What OS are you uisng? That is the most likely cause for there being an issue with building the path to the cazy_dictionary.json file.

NaiveLittleTiger commented 3 years ago

I am sorry that I still meet the same problem when I try to run python cazy_webscraper.py in Window10 and Centos 7. In Linux image However,cazy_dictionary.json does exit in this directory /cazy_webscraper/scraper/utilities/parse_configuration,I open the file cazy_dictionary.json to check it, and I don't find any problem in cazy_dictionary.json image image

I also try the other method to install cazy_webscraper, using conda install -c bioconda cazy_webscraper, PackageNotFoundError appeared, So I don't know what to do next

HobnobMancer commented 3 years ago

We can't guarantee cazy_webscraper will run on any other OS other than those listed under requirements in the README (MacOS and Linux).

Is the exact path in the error message the path to the file? It doesn't look correct to me.

cazy_webscraper is not yet integrated with bioconda so that installation method is unlikely to have worked, once version 1 is fully released we aim to intergrate it into bioconda then.

When installing cazy_webscraper did you use the -e flag with pip?
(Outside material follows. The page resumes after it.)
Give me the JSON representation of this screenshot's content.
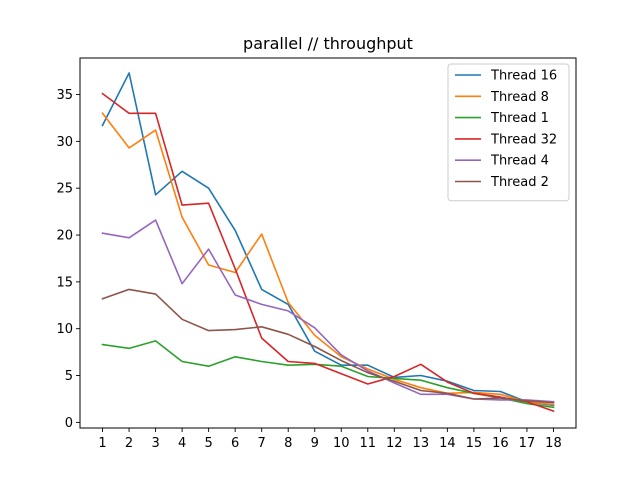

Your command should look something like pip install -e <path_to_dir_containing_setup.py>. So if you are in the cazy_webscraper dir then the command would be pip install -e .. If you do not use the -e flag pip will not unpackage and install the tool as an executable from the dir within which it is located.

NaiveLittleTiger commented 3 years ago

Thank you for your help and patience. I just uninstall and git clone cazy_webscraper again, then I use pip install -e . Finally I can run the script cazy_webscraper.py image This might be changed , not python3 install -e .

HobnobMancer commented 3 years ago

No problem, and thanks for spotting the typo! The ReadTheDocs documentation is still in progress so I would recommend using the README as your primary source of info, then the ReadTheDocs doc as supplementary until the release of version 1.

For future reference, you didn't need to clone the repo again, just running pip3 install command would suffice. Pip would automatically over write the old install, and install the tool as a direct executable.